Justice for Wabigoon Lake Ojibway Nation’s Barbara Kentner has been delayed a sixth time, as Brayden Bushby’s official sentencing has been pushed back to June 7. He’s facing life imprisonment.

The 21-year-old of Thunder Bay, who is currently not in custody, was found guilty of manslaughter in December of 2020 after Kentner’s death in 2017. While walking through a residential neighbourhood with her sister in Thunder Bay, Bushby was alleged to have thrown a metal trailer hitch at Kentner’s abdomen.

She suffered a perforated bowel as a result of the attack and required an emergency operation the following day. She died five months later in July of 2017. A post-mortem examination completed three days after Kentner passed away showed her death was caused by complications arising from the injury.

Justice Helen M. Pierce delivered her verdict on December 14 after a four-day trial, saying the Crown proved the defendant knew he would seriously injure Kentner when he threw the metal hitch. Bushby was found guilty on a charge of manslaughter, remanded, and then later released on bail conditions.

Bushby’s sentencing was originally expected by February 9, 2021. It was pushed back to February 17 as courts transitioned back to in-person operations, after previous court date delays due to a courthouse fire and the onset of the COVID-19 pandemic in March, 2020.

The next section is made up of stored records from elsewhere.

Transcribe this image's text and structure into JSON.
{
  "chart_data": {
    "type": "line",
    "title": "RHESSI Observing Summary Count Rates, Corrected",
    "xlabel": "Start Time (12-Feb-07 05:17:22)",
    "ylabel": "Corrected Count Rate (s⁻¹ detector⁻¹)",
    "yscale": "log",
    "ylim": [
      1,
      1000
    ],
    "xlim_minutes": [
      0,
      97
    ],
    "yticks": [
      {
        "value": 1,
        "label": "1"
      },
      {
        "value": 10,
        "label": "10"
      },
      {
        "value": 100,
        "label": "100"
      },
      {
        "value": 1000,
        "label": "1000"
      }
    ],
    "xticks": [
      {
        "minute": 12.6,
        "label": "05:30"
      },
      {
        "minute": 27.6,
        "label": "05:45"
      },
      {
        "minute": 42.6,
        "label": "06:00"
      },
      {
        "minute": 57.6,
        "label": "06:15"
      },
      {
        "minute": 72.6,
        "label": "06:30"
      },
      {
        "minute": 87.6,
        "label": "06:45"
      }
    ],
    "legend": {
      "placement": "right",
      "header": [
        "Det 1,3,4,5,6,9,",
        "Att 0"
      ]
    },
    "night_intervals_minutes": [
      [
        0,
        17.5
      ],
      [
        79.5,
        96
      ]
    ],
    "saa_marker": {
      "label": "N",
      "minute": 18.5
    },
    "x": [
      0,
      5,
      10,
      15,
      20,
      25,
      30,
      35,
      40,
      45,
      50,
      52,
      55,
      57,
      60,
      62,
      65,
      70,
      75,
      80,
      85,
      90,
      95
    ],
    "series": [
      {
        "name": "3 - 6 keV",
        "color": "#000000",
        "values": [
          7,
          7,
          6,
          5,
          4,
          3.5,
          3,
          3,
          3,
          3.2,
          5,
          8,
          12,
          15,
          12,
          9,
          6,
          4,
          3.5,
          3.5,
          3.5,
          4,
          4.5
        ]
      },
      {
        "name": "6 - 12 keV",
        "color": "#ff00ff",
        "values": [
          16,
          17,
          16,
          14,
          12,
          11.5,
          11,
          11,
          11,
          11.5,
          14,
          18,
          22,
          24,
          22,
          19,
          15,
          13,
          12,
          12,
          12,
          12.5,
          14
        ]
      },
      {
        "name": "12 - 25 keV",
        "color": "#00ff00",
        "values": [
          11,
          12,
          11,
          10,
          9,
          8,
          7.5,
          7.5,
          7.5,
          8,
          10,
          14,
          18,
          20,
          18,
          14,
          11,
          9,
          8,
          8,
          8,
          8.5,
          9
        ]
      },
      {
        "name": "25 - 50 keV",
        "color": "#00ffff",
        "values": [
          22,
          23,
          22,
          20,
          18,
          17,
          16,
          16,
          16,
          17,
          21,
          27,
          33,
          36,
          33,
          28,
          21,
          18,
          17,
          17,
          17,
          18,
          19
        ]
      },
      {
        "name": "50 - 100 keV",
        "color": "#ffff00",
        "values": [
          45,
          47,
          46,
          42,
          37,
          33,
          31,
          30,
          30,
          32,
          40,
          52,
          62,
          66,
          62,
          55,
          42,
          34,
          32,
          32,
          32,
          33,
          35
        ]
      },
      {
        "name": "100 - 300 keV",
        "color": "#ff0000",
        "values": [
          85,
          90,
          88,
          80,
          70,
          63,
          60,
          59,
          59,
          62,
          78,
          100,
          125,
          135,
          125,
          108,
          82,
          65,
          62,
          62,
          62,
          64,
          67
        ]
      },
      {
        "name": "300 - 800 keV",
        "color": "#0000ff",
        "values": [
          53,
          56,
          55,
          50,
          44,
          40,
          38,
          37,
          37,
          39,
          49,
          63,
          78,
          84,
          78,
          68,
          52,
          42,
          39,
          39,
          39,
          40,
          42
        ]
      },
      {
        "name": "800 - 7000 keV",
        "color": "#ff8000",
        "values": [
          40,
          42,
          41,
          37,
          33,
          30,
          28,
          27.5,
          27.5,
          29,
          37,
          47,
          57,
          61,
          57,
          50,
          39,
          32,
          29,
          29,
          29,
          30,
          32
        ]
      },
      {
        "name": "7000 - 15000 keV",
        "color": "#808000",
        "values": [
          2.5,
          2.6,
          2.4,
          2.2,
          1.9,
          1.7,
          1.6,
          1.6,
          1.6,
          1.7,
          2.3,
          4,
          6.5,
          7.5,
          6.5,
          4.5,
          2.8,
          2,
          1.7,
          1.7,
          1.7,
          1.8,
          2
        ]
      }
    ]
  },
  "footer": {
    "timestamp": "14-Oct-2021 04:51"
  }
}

When February 17’s date fell through, sentencing was then pushed to May 4 after Ontario’s Chief Justice, Geoffrey Morawetz, issued a directive asking courts to defer as many matters as possible to May 7.

Now, due to an increasing number of COVID-19 cases in Thunder Bay and to allow family members to attend in-person, Bushby’s sentencing is expected to begin at 10 a.m. on June 7. Overall, this is the sixth delay in the case.

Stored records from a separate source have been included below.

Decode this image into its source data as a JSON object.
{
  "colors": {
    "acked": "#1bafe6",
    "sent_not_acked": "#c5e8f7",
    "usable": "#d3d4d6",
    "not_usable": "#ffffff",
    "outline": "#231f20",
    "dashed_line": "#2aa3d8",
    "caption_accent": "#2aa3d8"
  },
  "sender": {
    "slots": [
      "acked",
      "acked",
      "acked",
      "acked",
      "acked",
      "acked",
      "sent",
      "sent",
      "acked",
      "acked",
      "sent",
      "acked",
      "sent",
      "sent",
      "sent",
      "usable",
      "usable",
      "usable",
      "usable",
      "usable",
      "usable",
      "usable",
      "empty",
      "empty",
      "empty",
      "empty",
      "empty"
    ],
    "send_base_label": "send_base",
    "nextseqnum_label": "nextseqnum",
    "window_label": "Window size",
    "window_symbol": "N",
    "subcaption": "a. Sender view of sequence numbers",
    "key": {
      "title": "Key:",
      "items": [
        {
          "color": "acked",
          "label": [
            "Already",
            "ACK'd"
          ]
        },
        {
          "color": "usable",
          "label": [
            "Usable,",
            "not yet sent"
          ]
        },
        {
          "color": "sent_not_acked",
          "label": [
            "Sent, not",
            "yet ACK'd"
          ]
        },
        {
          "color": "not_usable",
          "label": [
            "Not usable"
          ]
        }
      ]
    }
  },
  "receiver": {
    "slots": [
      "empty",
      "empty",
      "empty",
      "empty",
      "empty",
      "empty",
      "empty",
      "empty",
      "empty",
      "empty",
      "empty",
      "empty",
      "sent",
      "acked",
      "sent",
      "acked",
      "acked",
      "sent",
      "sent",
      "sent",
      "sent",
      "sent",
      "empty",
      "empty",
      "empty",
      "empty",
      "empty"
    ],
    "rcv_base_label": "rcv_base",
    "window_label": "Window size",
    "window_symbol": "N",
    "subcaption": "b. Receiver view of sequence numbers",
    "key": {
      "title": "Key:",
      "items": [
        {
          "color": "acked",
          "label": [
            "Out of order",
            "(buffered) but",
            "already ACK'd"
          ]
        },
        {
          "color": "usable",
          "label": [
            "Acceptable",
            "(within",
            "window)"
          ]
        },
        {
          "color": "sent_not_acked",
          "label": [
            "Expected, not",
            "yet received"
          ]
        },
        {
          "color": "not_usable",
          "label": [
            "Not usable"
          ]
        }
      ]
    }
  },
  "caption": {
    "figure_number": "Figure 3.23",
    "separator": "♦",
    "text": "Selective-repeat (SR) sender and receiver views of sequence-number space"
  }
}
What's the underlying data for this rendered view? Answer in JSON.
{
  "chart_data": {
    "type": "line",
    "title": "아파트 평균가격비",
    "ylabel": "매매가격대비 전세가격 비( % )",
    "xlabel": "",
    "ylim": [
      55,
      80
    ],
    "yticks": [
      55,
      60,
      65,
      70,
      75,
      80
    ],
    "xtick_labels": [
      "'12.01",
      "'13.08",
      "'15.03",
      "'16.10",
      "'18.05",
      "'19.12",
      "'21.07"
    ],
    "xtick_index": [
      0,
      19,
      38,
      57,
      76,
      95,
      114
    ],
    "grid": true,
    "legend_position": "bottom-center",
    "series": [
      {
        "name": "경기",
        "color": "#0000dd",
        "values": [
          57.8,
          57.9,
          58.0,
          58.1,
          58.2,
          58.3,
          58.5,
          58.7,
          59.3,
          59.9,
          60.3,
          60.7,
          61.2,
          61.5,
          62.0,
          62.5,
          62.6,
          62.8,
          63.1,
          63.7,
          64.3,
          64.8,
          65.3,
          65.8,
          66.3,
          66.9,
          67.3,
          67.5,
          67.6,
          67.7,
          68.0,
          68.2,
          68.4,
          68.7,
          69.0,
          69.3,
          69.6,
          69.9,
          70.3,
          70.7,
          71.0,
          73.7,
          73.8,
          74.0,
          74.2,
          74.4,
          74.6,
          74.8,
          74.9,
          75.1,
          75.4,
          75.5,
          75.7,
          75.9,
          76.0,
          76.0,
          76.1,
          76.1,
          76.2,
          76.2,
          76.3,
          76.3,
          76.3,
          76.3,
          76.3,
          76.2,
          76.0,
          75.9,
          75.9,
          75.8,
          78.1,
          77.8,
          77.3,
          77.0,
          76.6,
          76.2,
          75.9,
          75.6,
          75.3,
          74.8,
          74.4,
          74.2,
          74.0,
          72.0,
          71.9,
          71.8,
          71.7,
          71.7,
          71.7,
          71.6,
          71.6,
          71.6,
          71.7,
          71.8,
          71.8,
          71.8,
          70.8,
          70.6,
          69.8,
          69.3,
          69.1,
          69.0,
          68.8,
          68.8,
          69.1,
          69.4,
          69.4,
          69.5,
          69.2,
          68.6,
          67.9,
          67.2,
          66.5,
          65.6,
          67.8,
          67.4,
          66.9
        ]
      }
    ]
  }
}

Manslaughter does not carry an automatic sentence for life imprisonment, but it remains an option for the court. If life imprisonment is given, Bushby would be eligible for parole after 7 years, which could be delayed to 10 years.

During Bushby’s sentencing hearing in February, Crown lawyers called for an 8 to 12-year sentence, while Bushby’s legal team argued for a 4-year sentence.

Bushby was initially charged with aggravated assault and released on bail in November of 2017. But following a review of the case by the Crown, Regional Coroner’s Office and the Thunder Bay Police Service, he was charged with second-degree murder.

He plead not guilty in September of 2019 to the murder charge. However, the Crown downgraded the murder charges down to manslaughter about one year later.